The most valuable side effect of listening to this set is that it has prompted me to more fully reconsider and appreciate the post-Richard Thompson era. As I found myself listening to the 7th disc — that 1974 Troubador show — I initially didn’t realize that Thompson wasn’t on the recording. Curiously enough, with Sandy Denny back on vocals for this set, I didn’t bother to look initially and just found myself enjoying the show and the guitar playing in particular quite immensely. I didn’t realize I’d become such as snob about Richard Thompson’s tenure with the band! No disrespect to Mr. Thompson — who is one of my guitar heroes, for sure — but it is nice to realize that when they want to, post-Thompson Fairport can rock just fine even without him in tow. Recorded a week after the Sydney Opera House shows that made up the Moveable Feast album, this performance is reportedly a more assured performance — I have not yet compared them for myself, full disclosure. Whatever the case, Sandy and the band are in fine form — this version of her classic “Who Knows Where The Time Goes” is wonderful. This set includes a previously unreleased performance from the show, a Richard Thompson tune called “Down Where The Drunkards Roll.” The previously unreleased 1973 set (Fairfield Halls, December 16, 1973) is a high quality stereo soundboard grade recording that sounds real solid too –again the Richard Thompson comparison comes to mind on tracks like “Mathew, Mark, Luke & John” with its blistering guitar soloing and rock solid arrangements.
Some call Fairport Convention Britain’s answer to The Band and there may be some truth to that conceptually as both blend rural folk sounds with good old rock ‘n roll. But really, they were a very different thing. Intrinsically, British folk sounds hailing back to ye olde days of madrigals and all that sort of thing are simply not rooted in the same place as the sort of Appalachian / proto-Americana flavors Robbie Robertson and company were pursuing.

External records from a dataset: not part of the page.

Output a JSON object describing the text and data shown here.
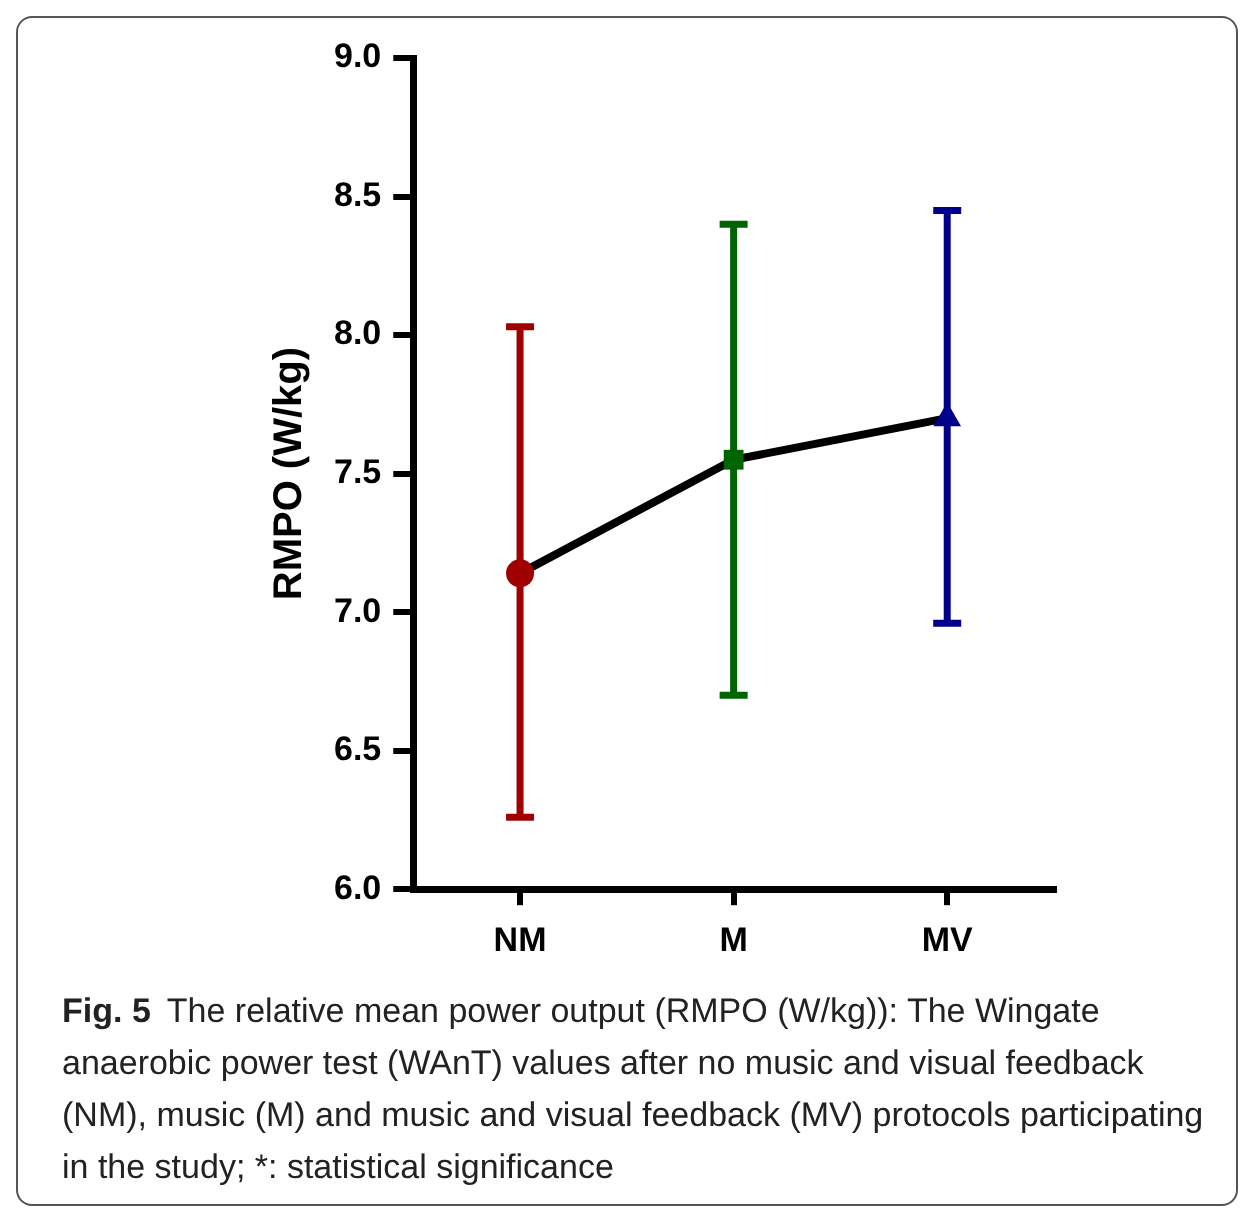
{
  "chart_data": {
    "type": "line",
    "ylabel": "RMPO (W/kg)",
    "categories": [
      "NM",
      "M",
      "MV"
    ],
    "ylim": [
      6.0,
      9.0
    ],
    "yticks": [
      {
        "value": 6,
        "label": "6.0"
      },
      {
        "value": 6.5,
        "label": "6.5"
      },
      {
        "value": 7,
        "label": "7.0"
      },
      {
        "value": 7.5,
        "label": "7.5"
      },
      {
        "value": 8,
        "label": "8.0"
      },
      {
        "value": 8.5,
        "label": "8.5"
      },
      {
        "value": 9,
        "label": "9.0"
      }
    ],
    "grid": false,
    "legend": false,
    "series": [
      {
        "color": "#000000",
        "marker": "none",
        "values": [
          7.14,
          7.55,
          7.7
        ]
      },
      {
        "type": "scatter",
        "x": [
          "NM"
        ],
        "values": [
          7.14
        ],
        "errors": [
          [
            6.26,
            8.03
          ]
        ],
        "color": "#a00000",
        "marker": "circle"
      },
      {
        "type": "scatter",
        "x": [
          "M"
        ],
        "values": [
          7.55
        ],
        "errors": [
          [
            6.7,
            8.4
          ]
        ],
        "color": "#006400",
        "marker": "square"
      },
      {
        "type": "scatter",
        "x": [
          "MV"
        ],
        "values": [
          7.7
        ],
        "errors": [
          [
            6.96,
            8.45
          ]
        ],
        "color": "#00008b",
        "marker": "triangle"
      }
    ],
    "annotations": [
      "Fig. 5",
      "The relative mean power output (RMPO (W/kg)): The Wingate anaerobic power test (WAnT) values after no music and visual feedback (NM), music (M) and music and visual feedback (MV) protocols participating in the study; *: statistical significance"
    ]
  }
}
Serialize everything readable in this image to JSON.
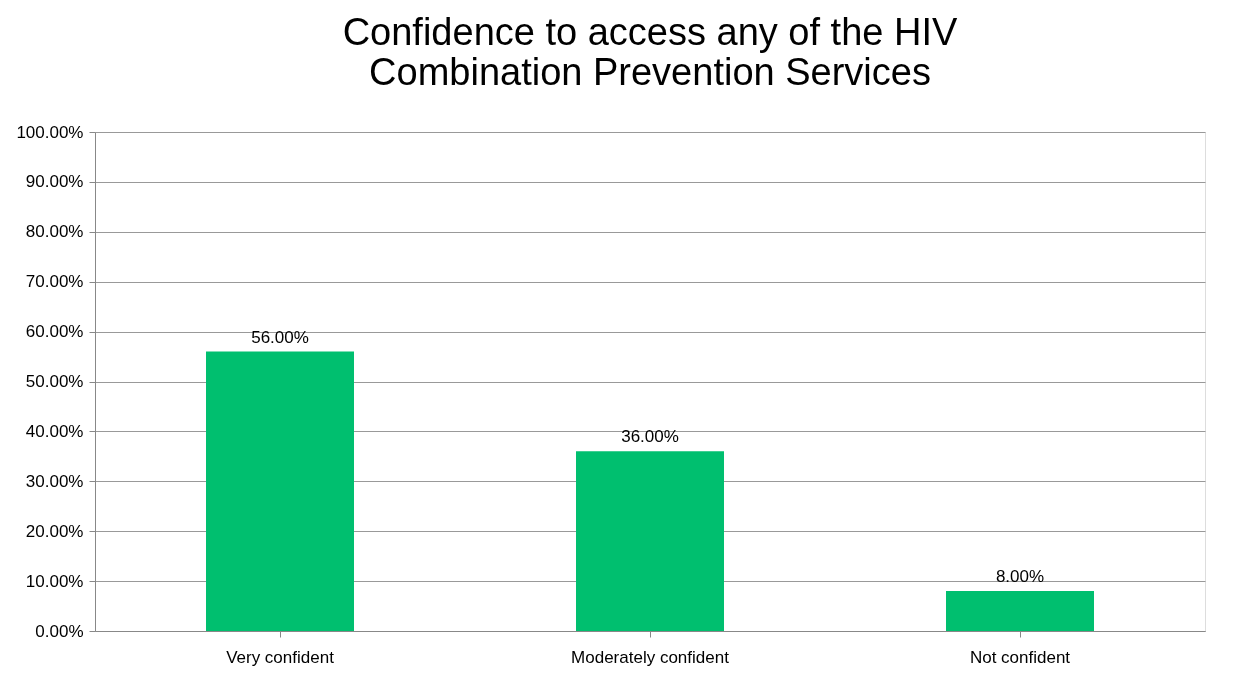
{
  "chart_data": {
    "type": "bar",
    "title": [
      "Confidence to access any of the HIV",
      "Combination Prevention Services"
    ],
    "categories": [
      "Very confident",
      "Moderately confident",
      "Not confident"
    ],
    "values": [
      56,
      36,
      8
    ],
    "value_labels": [
      "56.00%",
      "36.00%",
      "8.00%"
    ],
    "color": "#00bf6f",
    "ylim": [
      0,
      100
    ],
    "yticks": [
      {
        "value": 0,
        "label": "0.00%"
      },
      {
        "value": 10,
        "label": "10.00%"
      },
      {
        "value": 20,
        "label": "20.00%"
      },
      {
        "value": 30,
        "label": "30.00%"
      },
      {
        "value": 40,
        "label": "40.00%"
      },
      {
        "value": 50,
        "label": "50.00%"
      },
      {
        "value": 60,
        "label": "60.00%"
      },
      {
        "value": 70,
        "label": "70.00%"
      },
      {
        "value": 80,
        "label": "80.00%"
      },
      {
        "value": 90,
        "label": "90.00%"
      },
      {
        "value": 100,
        "label": "100.00%"
      }
    ],
    "grid": "y"
  }
}
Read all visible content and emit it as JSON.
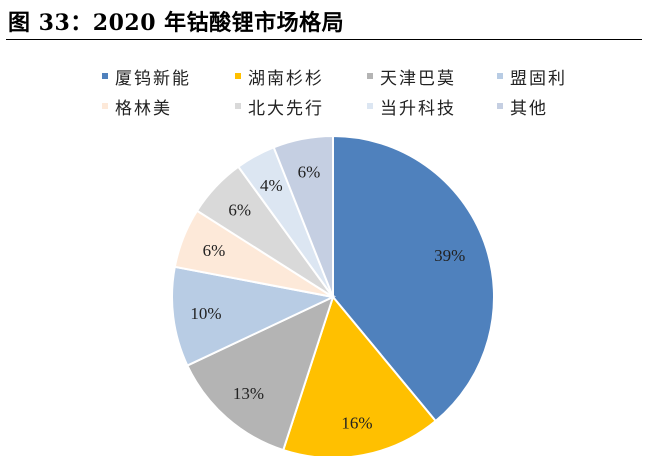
{
  "figure": {
    "title": "图 33：2020 年钴酸锂市场格局"
  },
  "chart_data": {
    "type": "pie",
    "title": "",
    "slices": [
      {
        "label": "厦钨新能",
        "value": 39,
        "display": "39%",
        "color": "#4f81bd"
      },
      {
        "label": "湖南杉杉",
        "value": 16,
        "display": "16%",
        "color": "#ffc000"
      },
      {
        "label": "天津巴莫",
        "value": 13,
        "display": "13%",
        "color": "#b4b4b4"
      },
      {
        "label": "盟固利",
        "value": 10,
        "display": "10%",
        "color": "#b8cce4"
      },
      {
        "label": "格林美",
        "value": 6,
        "display": "6%",
        "color": "#fde9d9"
      },
      {
        "label": "北大先行",
        "value": 6,
        "display": "6%",
        "color": "#d9d9d9"
      },
      {
        "label": "当升科技",
        "value": 4,
        "display": "4%",
        "color": "#dce6f2"
      },
      {
        "label": "其他",
        "value": 6,
        "display": "6%",
        "color": "#c5cfe2"
      }
    ],
    "legend_position": "top"
  }
}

To that, the producers of Come All Ye — The First Ten Years have struck a fine balance to present a quite complete showcase of all the facets that make up the Fairport Convention universe. So, here you will also find tracks from a Sandy Denny box set, songs that showed up on Richard Thompson compilations as well as numerous radio shows such as John Peel’s Top Gear — the latter sounding remarkably good for their age. Its really nice hearing a track like Roger McGuinn & Bob Dylan’s “The Ballad of Easy Rider” — featuring vocals by Sandy Denny and recorded at the time of Liege & Lief but not formally released until the 1976 Richard Thompson solo album Guitar, Vocal — in context with music from the period. It makes much more sense here. The fine previously unreleased version of “The Deserter” (from Leige & Leif) is wonderful.
Overall the sound on this set is excellent, with nice rich acoustic guitar tones and a nice warmth surrounding the vocals — there was probably no need for loudness wars styled mastering here, so there is a fair amount of dynamic range audible.
And so go things on this fine fine Fairport boxed set outing. If you know you like Sandy Denny and Richard Thompson, Come All Ye — The First Ten Years is a great place to start a new Fairport Convention journey. If you know you like Fairport Convention, Come All Ye — The First Ten Years is a great way to expand your collection of rarities in a thoughtful manner.
And isn’t that the purpose of well curated collection like this? I think so.